Banco de la República’s surprise 75bp hike to 12% lifts terminal-rate bets and flattens curve

by VT Markets
/
Jul 2, 2026

Banco de la República resumed its tightening cycle with a 75bp increase, taking the policy rate to 12%, a larger move than Societe Generale’s 50bp expectation and the broader market consensus. The decision came without explicit forward guidance, keeping the stance data-dependent, while the size of the hike pointed to readiness to tighten further should inflation dynamics deteriorate.

Risks to the near-term inflation outlook were framed as tilted to the upside, with El Niño, wage indexation, and volatility in food and fuel prices cited as key factors. Societe Generale maintained its view that the terminal rate will reach 12.50%, while indicating that downside risks to that forecast have diminished. The note also suggested that an orthodox fiscal path could allow scope for easing in 1Q27, but that policy is expected to remain restrictive until then given still-unanchored inflation and ongoing political uncertainty.

Impacts on Yield Curve, Monetary Policy, and Strategy

With Banco de la República’s surprise 75 basis point hike to 12%, we should expect the front end of the yield curve to continue repricing higher in the coming weeks. Recent data showed June’s year-over-year inflation unexpectedly ticked up to 8.9%, driven by food costs linked to the ongoing El Niño weather pattern.
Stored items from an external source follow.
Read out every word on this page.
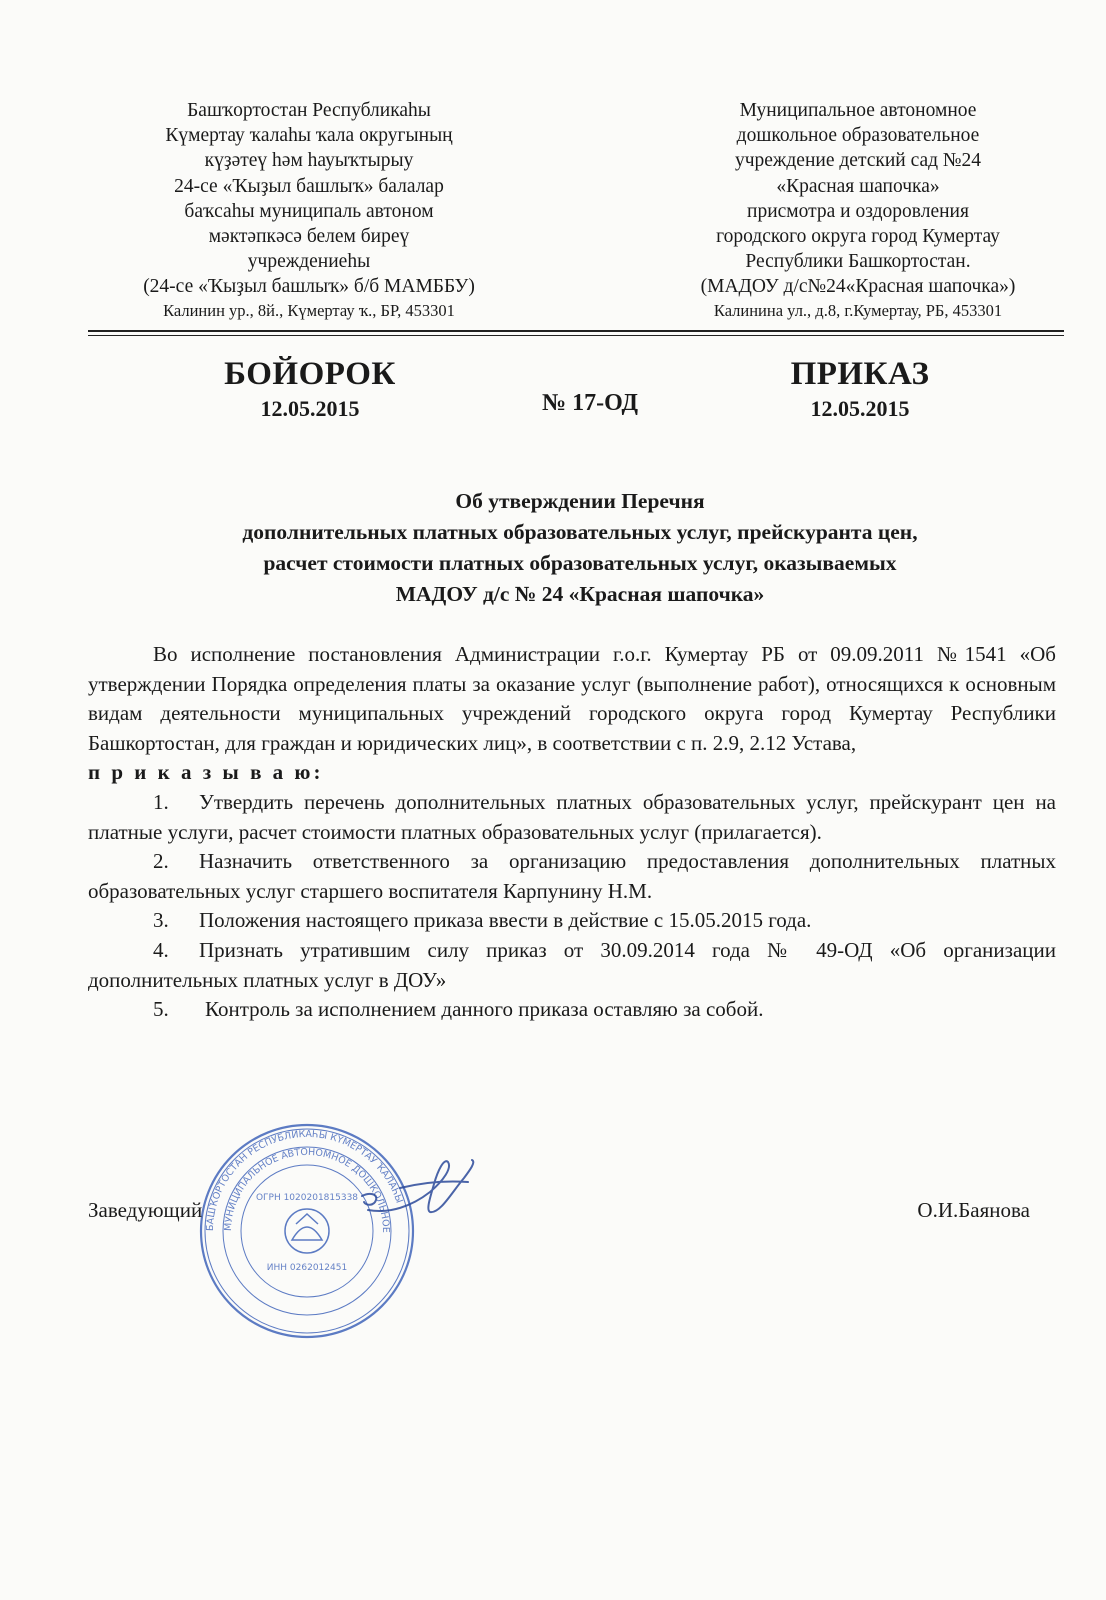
Башҡортостан Республикаһы
Күмертау ҡалаһы ҡала округының
күҙәтеү һәм һауыҡтырыу
24-се «Ҡыҙыл башлыҡ» балалар
баҡсаһы муниципаль автоном
мәктәпкәсә белем биреү
учреждениеһы
(24-се «Ҡыҙыл башлыҡ» б/б МАМББУ)
Калинин ур., 8й., Күмертау ҡ., БР, 453301
Муниципальное автономное
дошкольное образовательное
учреждение детский сад №24
«Красная шапочка»
присмотра и оздоровления
городского округа город Кумертау
Республики Башкортостан.
(МАДОУ д/с№24«Красная шапочка»)
Калинина ул., д.8, г.Кумертау, РБ, 453301
БОЙОРОК
12.05.2015	№ 17-ОД
ПРИКАЗ
12.05.2015
Об утверждении Перечня
дополнительных платных образовательных услуг, прейскуранта цен,
расчет стоимости платных образовательных услуг, оказываемых
МАДОУ д/с № 24 «Красная шапочка»

Во исполнение постановления Администрации г.о.г. Кумертау РБ от 09.09.2011 №1541 «Об утверждении Порядка определения платы за оказание услуг (выполнение работ), относящихся к основным видам деятельности муниципальных учреждений городского округа город Кумертау Республики Башкортостан, для граждан и юридических лиц», в соответствии с п. 2.9, 2.12 Устава,

п р и к а з ы в а ю:

1. Утвердить перечень дополнительных платных образовательных услуг, прейскурант цен на платные услуги, расчет стоимости платных образовательных услуг (прилагается).

2. Назначить ответственного за организацию предоставления дополнительных платных образовательных услуг старшего воспитателя Карпунину Н.М.

3. Положения настоящего приказа ввести в действие с 15.05.2015 года.

4. Признать утратившим силу приказ от 30.09.2014 года № 49-ОД «Об организации дополнительных платных услуг в ДОУ»

5. Контроль за исполнением данного приказа оставляю за собой.

БАШҠОРТОСТАН РЕСПУБЛИКАҺЫ КҮМЕРТАУ ҠАЛАҺЫ
МУНИЦИПАЛЬНОЕ АВТОНОМНОЕ ДОШКОЛЬНОЕ
ОГРН 1020201815338
ИНН 0262012451
Заведующий	О.И.Баянова
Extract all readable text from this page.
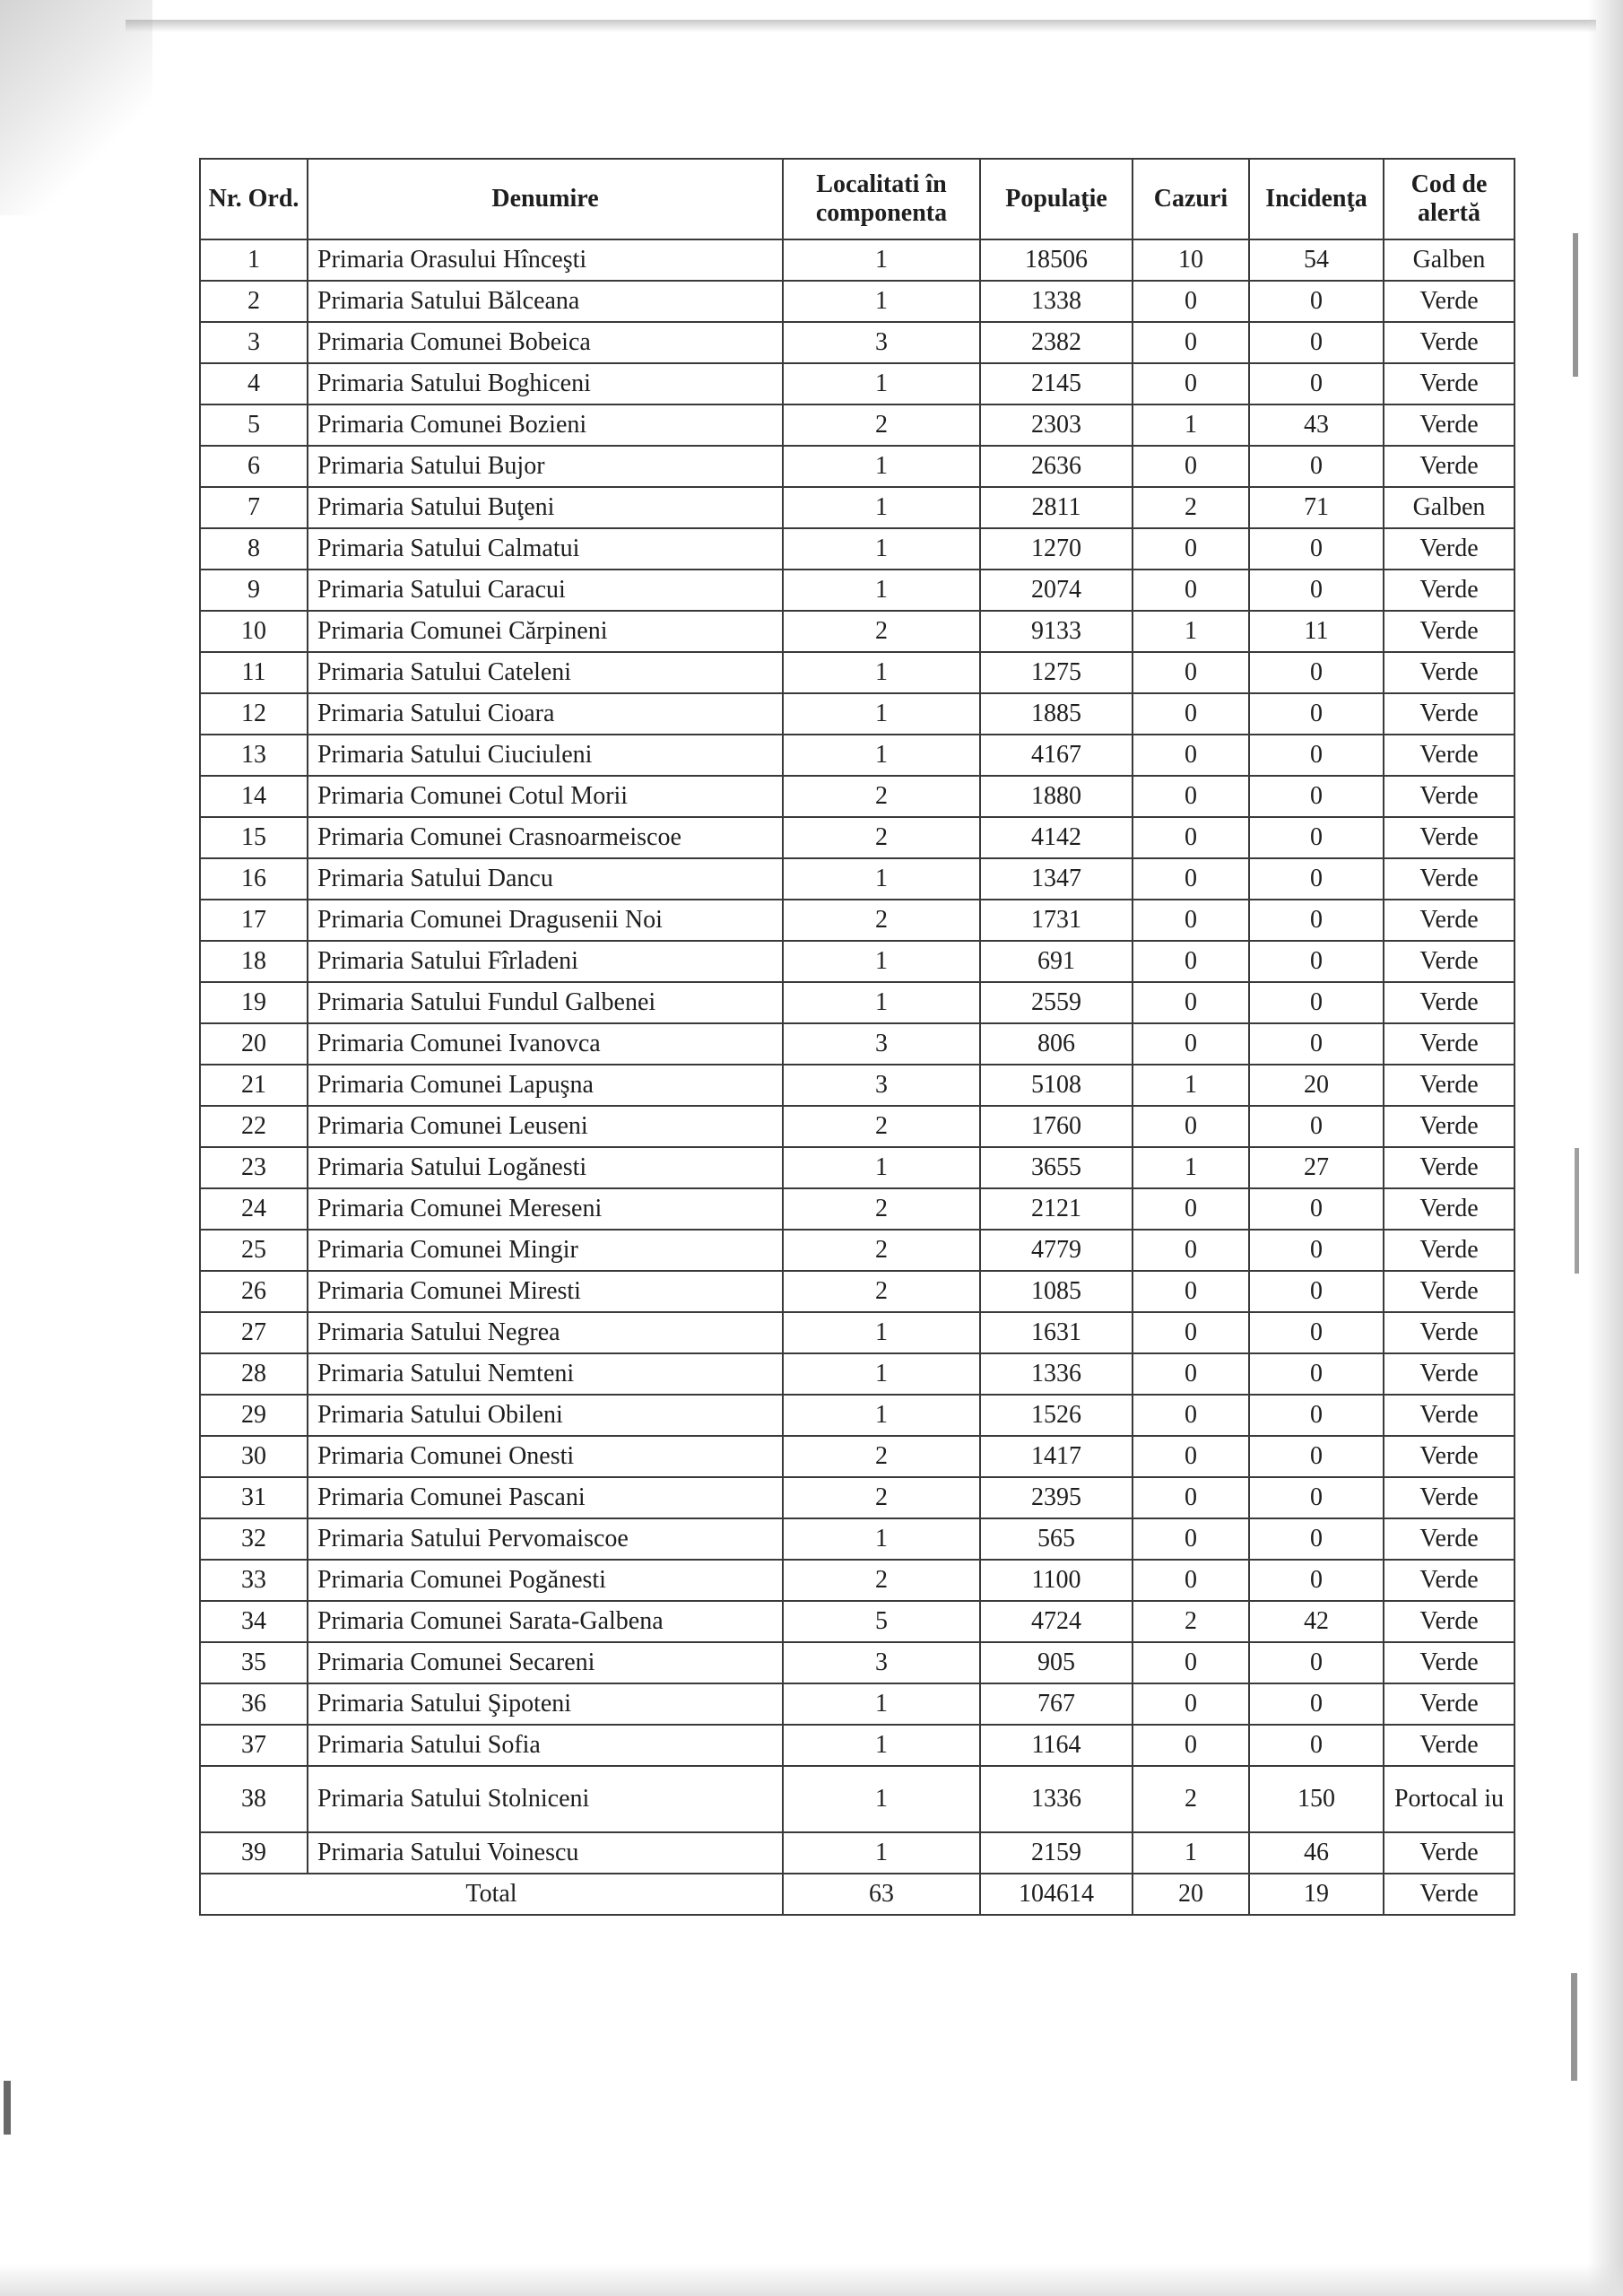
Nr. Ord.	Denumire	Localitati în componenta	Populaţie	Cazuri	Incidenţa	Cod de alertă
1	Primaria Orasului Hînceşti	1	18506	10	54	Galben
2	Primaria Satului Bălceana	1	1338	0	0	Verde
3	Primaria Comunei Bobeica	3	2382	0	0	Verde
4	Primaria Satului Boghiceni	1	2145	0	0	Verde
5	Primaria Comunei Bozieni	2	2303	1	43	Verde
6	Primaria Satului Bujor	1	2636	0	0	Verde
7	Primaria Satului Buţeni	1	2811	2	71	Galben
8	Primaria Satului Calmatui	1	1270	0	0	Verde
9	Primaria Satului Caracui	1	2074	0	0	Verde
10	Primaria Comunei Cărpineni	2	9133	1	11	Verde
11	Primaria Satului Cateleni	1	1275	0	0	Verde
12	Primaria Satului Cioara	1	1885	0	0	Verde
13	Primaria Satului Ciuciuleni	1	4167	0	0	Verde
14	Primaria Comunei Cotul Morii	2	1880	0	0	Verde
15	Primaria Comunei Crasnoarmeiscoe	2	4142	0	0	Verde
16	Primaria Satului Dancu	1	1347	0	0	Verde
17	Primaria Comunei Dragusenii Noi	2	1731	0	0	Verde
18	Primaria Satului Fîrladeni	1	691	0	0	Verde
19	Primaria Satului Fundul Galbenei	1	2559	0	0	Verde
20	Primaria Comunei Ivanovca	3	806	0	0	Verde
21	Primaria Comunei Lapuşna	3	5108	1	20	Verde
22	Primaria Comunei Leuseni	2	1760	0	0	Verde
23	Primaria Satului Logănesti	1	3655	1	27	Verde
24	Primaria Comunei Mereseni	2	2121	0	0	Verde
25	Primaria Comunei Mingir	2	4779	0	0	Verde
26	Primaria Comunei Miresti	2	1085	0	0	Verde
27	Primaria Satului Negrea	1	1631	0	0	Verde
28	Primaria Satului Nemteni	1	1336	0	0	Verde
29	Primaria Satului Obileni	1	1526	0	0	Verde
30	Primaria Comunei Onesti	2	1417	0	0	Verde
31	Primaria Comunei Pascani	2	2395	0	0	Verde
32	Primaria Satului Pervomaiscoe	1	565	0	0	Verde
33	Primaria Comunei Pogănesti	2	1100	0	0	Verde
34	Primaria Comunei Sarata-Galbena	5	4724	2	42	Verde
35	Primaria Comunei Secareni	3	905	0	0	Verde
36	Primaria Satului Şipoteni	1	767	0	0	Verde
37	Primaria Satului Sofia	1	1164	0	0	Verde
38	Primaria Satului Stolniceni	1	1336	2	150	Portocal iu
39	Primaria Satului Voinescu	1	2159	1	46	Verde
Total		63	104614	20	19	Verde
We are now positioning for a terminal rate of at least 12.50% and see little chance of rate cuts before 2027.

Given the bank’s commitment to a restrictive policy, the yield curve is likely to flatten further as short-term rates stay anchored at high levels. We see value in implementing curve flattener trades, such as paying fixed on 2-year swaps and receiving on 10-year swaps. This reminds us of the aggressive front-loading seen in Brazil during its 2021-2022 cycle, where the curve inverted sharply long before a policy pivot was considered.

The lack of explicit forward guidance increases uncertainty, which makes owning interest rate volatility an attractive strategy. Buying options like straddles on short-term rates could profit from the sharp moves that may follow upcoming inflation reports. This aggressive monetary policy comes even as Q2 GDP growth forecasts were revised down to 1.1%, signaling the central bank is prioritizing inflation control above all else.

Colombian Peso Outlook in a High Rate Environment

For the Colombian peso, the higher interest rate differential should provide strong support and make it expensive to short the currency. The high carry makes being long the peso attractive, and we would use forward contracts or options to express this view while managing risk from political uncertainty. The peso’s 3-month implied volatility has already climbed to over 15%, reflecting the market’s cautious but attentive stance.